In women with ruptured membranes, the risk for incisional morbidity was 59% lower in the antibiotic group than in the placebo group (P = .04), the risk for cellulitis was 74% lower (P = .01), and the risk for endometritis was a barely significant 77% lower (P = .05). In women with intact membranes, none of the differences in secondary outcomes were significant.

"This study is really important because we're the first to look specifically at the obese population and find strategies to decrease the risk for infection," coinvestigator Amy Valent, DO, a maternal–fetal medicine specialist at Oregon Health & Science University in Portland, told Medscape Medical News.

This study was underpowered to assess the effectiveness of antibiotics in subgroups, such as women with scheduled cesarean deliveries and those who had intact membranes and labored.
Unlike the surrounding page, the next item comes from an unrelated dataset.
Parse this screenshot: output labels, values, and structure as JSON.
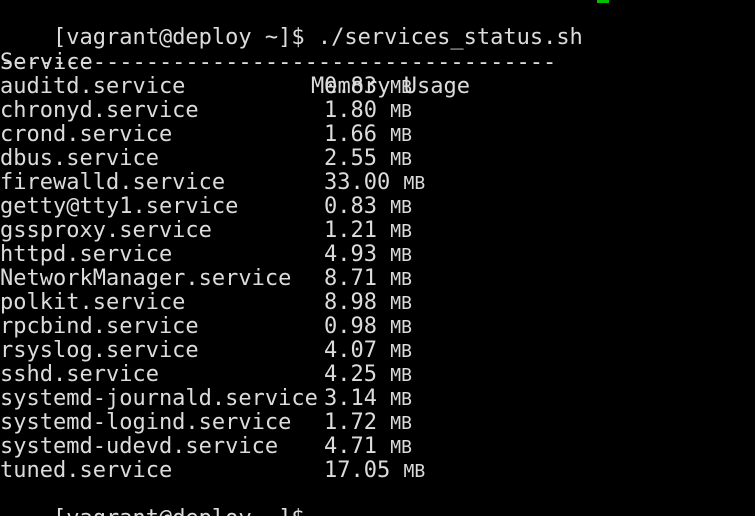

In addition, it was limited because the high-risk population came from a single academic center and women with chorioamnionitis were excluded from the analysis.

"It's promising that an inexpensive oral antibiotic treatment appears to reduce risk, especially for women who have already ruptured their membranes," said Alison Stuebe, MD, associate professor of maternal–fetal medicine at the University of North Carolina at Chapel Hill.

"Women with BMIs over 30 mg/kg² are at high risk of wound complications, and we need new strategies to reduce their risk," she told Medscape Medical News. "However, I'm hesitant to make this a standard of care before we understand the implications for the maternal and infant microbiome. I'll want to see the published paper and additional work evaluating the potential adverse effects of 48 hours of antibiotics before I implement this regimen in practice."

Dr Stuebe added that "we're learning that the bacteria present in breast milk help to set up healthy bacteria in the baby's gut. It's possible that antibiotic treatment might affect the bacteria in mom's milk, with consequences for infant health. It's also not clear to what extent the oral antibiotics used in this study reduce infection risk, above and beyond azithromycin at time of cesarean, which was studied in the C/SOAP trial and is rapidly becoming standard care" (NCT01235546).

And there is concern about bacterial resistance. "I would have been equally happy if this study had shown no reduction so we could say don't give the antibiotics," Dr Warshak told Medscape Medical News, although she noted that one benefit of metronidazole is its lower propensity for the development of bacterial resistance.

However, when you have an intervention that can dramatically reduce infection in 15% to 20% of women, such as the ones in this study, "I think you have to consider it," she said.

Dr Warshak and Dr Valent have disclosed no relevant financial relationships. Dr Stuebe is a coinvestigator for a Janssen research and development study on perinatal depression.

Society for Maternal-Fetal Medicine (SMFM) 2017 Annual Pregnancy Meeting. Presented January 26, 2017.